Cobb signed with the Green Bay Packers in April 1994. He struggled at the beginning of the season. Green Bay's ground attack ranked 26th in the league at the end of September. In the Packers' loss to Philadelphia on September 18, Cobb scored the team's lone touchdown on a 37-yard pass from Brett Favre. He ran for 66 yards on 13 carries in the Packers' win over Detroit on November 6, and rushed for 78 yards on just 11 tries in the Packers' rout of Chicago on December 11. In his lone trip to the postseason, Cobb had 12 yards on 8 carries and an 18-yard reception in Green Bay's 16–12 win over Detroit on December 31, and was held to just 14 yards on four carries and a 12-yard catch in the Packers' loss to Dallas the following week.

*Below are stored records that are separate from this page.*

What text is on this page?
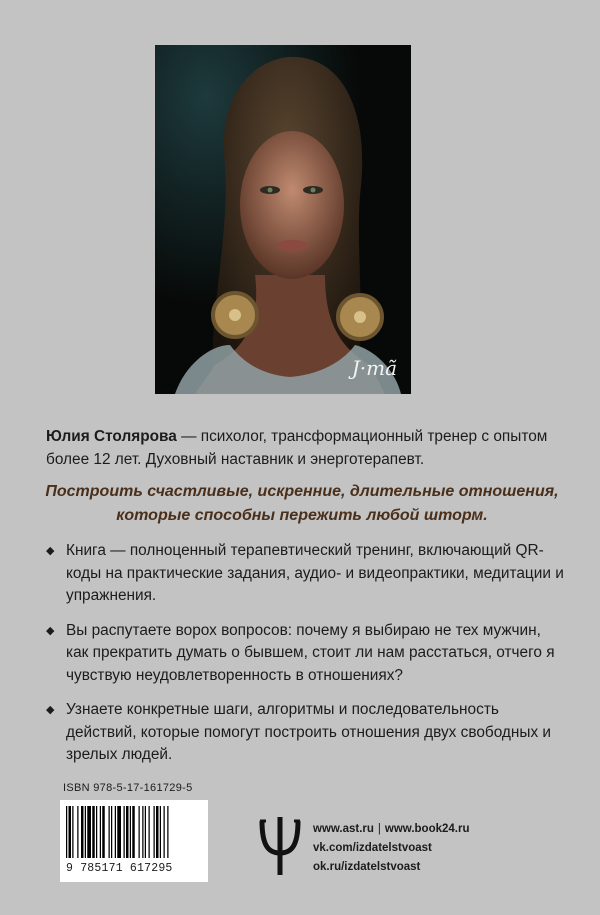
J·mã
Юлия Столярова — психолог, трансформационный тренер с опытом более 12 лет. Духовный наставник и энерготерапевт.
Построить счастливые, искренние, длительные отношения, которые способны пережить любой шторм.
◆ Книга — полноценный терапевтический тренинг, включающий QR-коды на практические задания, аудио- и видеопрактики, медитации и упражнения.
◆ Вы распутаете ворох вопросов: почему я выбираю не тех мужчин, как прекратить думать о бывшем, стоит ли нам расстаться, отчего я чувствую неудовлетворенность в отношениях?
◆ Узнаете конкретные шаги, алгоритмы и последовательность действий, которые помогут построить отношения двух свободных и зрелых людей.
ISBN 978-5-17-161729-5
9 785171 617295
www.ast.ru | www.book24.ru
vk.com/izdatelstvoast
ok.ru/izdatelstvoast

Cobb was selected by the Jacksonville Jaguars in the 1995 NFL expansion draft. He was released by the team after the first game of the season, however. In May 1996, he signed with the New York Jets, where he played primarily as a reserve, scoring one touchdown on the season. He was cut by the Jets at the end of preseason in August 1997.

==NFL career statistics==

| Year | Team | GP | Att | Yds | Avg | Lng | TD | Rec | Yds | Avg | Lng | TD |
|---|---|---|---|---|---|---|---|---|---|---|---|---|
| 1990 | TB | 16 | 151 | 480 | 3.2 | 17 | 2 | 39 | 299 | 7.7 | 17 | 0 |
| 1991 | TB | 16 | 196 | 752 | 3.8 | 59 | 7 | 15 | 111 | 7.4 | 21 | 0 |
| 1992 | TB | 16 | 310 | 1,171 | 3.8 | 25 | 9 | 21 | 156 | 7.4 | 27 | 0 |
| 1993 | TB | 12 | 221 | 658 | 3.0 | 16 | 3 | 9 | 61 | 6.8 | 19 | 1 |
| 1994 | GB | 16 | 153 | 579 | 3.8 | 30 | 3 | 35 | 299 | 8.5 | 37 | 1 |
| 1995 | JAX | 1 | 9 | 18 | 2.0 | 5 | 0 | 0 | 0 | 0.0 | 0 | 0 |
| 1996 | NYJ | 15 | 25 | 85 | 3.4 | 9 | 1 | 4 | 23 | 5.8 | 12 | 0 |
| Career |  | 92 | 1,065 | 3,743 | 3.6 | 59 | 25 | 123 | 949 | 7.7 | 37 | 2 |

==Post-playing career==

Following his NFL playing career, Cobb entered the scouting profession with the help of fellow ex-Vol (and current senior personnel executive for the Miami Dolphins) Reggie McKenzie. Cobb joined the Washington Redskins administration as a scout in 2001, and subsequently worked for six years as Tampa Bay's Southwestern regional scout. He joined the San Francisco 49ers, where he was the team's Western regional scout, in 2009. In 2011, he was named NFC scout of the year by the Fritz Pollard Alliance.

In July 2011, Cobb was inducted into the Greater Knoxville Sports Hall of Fame. Cobb died in Santa Clara, California from a heart attack due to one of his arteries being 80% blocked on April 20, 2019, at the age of 50.